L’aventure comprend donc des embranchements et si cela permet une rejouabilité certaine, on déplorera l’impossibilité pour le joueur de pouvoir repartir, une fois sa première partie terminée, des différents nœuds déjà rencontrés, avec l’obligation donc de se retaper des lignes de dialogue déjà lues. Ce qui en fait LE gros défaut du titre.
Le point fort du titre, c’est bien évidemment (et heureusement) son écriture, capable d’aborder des sujets d’actualité et graves via les événements affrontés par Nour, tout en laissant une large place à l’humour, à la complicité de ce couple et leurs taquineries, en jouant à merveille sur le moyen de communication utilisée. Vous rencontrerez une foule de situations différentes mais toujours cohérentes et plausibles. Des petites histoires aidant à supporter la grande et humanisant une interface assez austère, en dehors des illustrations adjacentes.
Ca tourne sinon nickel sur Switch même si des retours à l’écran-titre ont parfois lieu. Niveau durée de vie, selon que vous alliez mourir dans une froide rivière turque ou que vous atteigniez Munich, on parle de parties oscillant entre une demi-heure et une paire d’heures.
Vous pouvez faire le prologue
ici-même pour ceux intéressés par cette belle œuvre, peu ludique mais qu’on pourrait tout à fait comparer à un docu-fiction.

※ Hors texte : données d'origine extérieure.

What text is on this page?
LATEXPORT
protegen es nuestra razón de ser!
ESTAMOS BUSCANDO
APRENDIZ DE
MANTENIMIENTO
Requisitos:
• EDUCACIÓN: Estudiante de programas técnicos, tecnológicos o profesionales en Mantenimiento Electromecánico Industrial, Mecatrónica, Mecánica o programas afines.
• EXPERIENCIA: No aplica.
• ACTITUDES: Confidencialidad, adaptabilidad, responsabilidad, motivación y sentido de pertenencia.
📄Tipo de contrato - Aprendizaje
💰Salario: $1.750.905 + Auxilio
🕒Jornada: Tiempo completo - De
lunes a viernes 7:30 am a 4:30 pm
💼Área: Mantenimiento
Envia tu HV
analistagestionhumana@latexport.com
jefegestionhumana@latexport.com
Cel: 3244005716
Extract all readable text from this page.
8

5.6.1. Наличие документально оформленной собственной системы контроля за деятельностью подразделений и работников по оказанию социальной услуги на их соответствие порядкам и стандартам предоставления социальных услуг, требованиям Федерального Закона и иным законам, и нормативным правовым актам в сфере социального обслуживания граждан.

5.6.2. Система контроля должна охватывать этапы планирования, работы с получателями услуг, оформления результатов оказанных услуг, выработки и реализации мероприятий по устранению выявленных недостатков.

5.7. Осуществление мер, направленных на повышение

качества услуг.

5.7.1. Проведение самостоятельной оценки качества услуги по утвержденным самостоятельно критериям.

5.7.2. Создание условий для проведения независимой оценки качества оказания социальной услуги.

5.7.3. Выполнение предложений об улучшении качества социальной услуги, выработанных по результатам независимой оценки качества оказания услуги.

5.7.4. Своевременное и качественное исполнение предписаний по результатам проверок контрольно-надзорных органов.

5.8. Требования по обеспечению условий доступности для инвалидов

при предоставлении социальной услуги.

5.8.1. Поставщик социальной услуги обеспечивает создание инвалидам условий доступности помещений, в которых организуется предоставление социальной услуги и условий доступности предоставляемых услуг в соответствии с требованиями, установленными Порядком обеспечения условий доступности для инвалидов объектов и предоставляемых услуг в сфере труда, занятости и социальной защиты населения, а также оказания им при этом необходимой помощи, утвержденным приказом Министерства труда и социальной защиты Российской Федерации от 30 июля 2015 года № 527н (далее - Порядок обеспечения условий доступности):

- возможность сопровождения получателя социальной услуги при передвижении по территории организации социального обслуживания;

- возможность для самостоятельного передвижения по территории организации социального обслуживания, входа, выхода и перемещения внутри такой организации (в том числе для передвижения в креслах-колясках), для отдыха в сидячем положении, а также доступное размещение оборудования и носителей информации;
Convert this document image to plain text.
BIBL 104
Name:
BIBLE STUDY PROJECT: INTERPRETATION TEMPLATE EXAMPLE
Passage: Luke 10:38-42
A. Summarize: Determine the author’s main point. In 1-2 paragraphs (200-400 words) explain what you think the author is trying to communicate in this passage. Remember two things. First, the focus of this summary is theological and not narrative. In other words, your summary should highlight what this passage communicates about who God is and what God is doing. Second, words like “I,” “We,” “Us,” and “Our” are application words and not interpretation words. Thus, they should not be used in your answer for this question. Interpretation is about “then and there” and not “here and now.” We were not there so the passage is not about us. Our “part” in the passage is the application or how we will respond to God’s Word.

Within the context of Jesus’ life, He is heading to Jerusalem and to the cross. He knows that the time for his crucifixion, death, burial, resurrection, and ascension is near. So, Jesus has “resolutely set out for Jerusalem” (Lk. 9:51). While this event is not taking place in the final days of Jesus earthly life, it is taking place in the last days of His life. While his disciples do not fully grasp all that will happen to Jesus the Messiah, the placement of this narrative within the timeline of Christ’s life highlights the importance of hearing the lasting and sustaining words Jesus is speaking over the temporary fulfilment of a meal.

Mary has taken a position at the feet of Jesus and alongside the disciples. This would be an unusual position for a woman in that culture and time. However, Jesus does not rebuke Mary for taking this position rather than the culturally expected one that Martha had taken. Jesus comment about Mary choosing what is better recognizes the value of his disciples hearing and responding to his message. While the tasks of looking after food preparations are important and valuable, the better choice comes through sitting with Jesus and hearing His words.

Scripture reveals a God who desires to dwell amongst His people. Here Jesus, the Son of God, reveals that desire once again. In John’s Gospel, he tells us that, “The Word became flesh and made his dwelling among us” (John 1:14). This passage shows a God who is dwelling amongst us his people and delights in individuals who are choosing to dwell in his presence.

Enterre-moi mon Amour peut dignement faire partie de votre ludéothèque. Bien écrit, ne versant pas dans le pathos, aventure avant tout personnelle reliée au collectif par son contexte et ses environnements traversés, l’œuvre est aussi fine dans son approche du sujet que son prix et devrait convaincre tous ceux qui savent dans quoi ils s’embarquent. Le fait que les développeurs soient français nous permet aussi d’avoir tout un humour qui aurait été perdu avec une éventuelle traduction et l’on ne pourra regretter au final que l’impossibilité de pouvoir repartir des divers embranchements lorsqu’on relance une nouvelle partie.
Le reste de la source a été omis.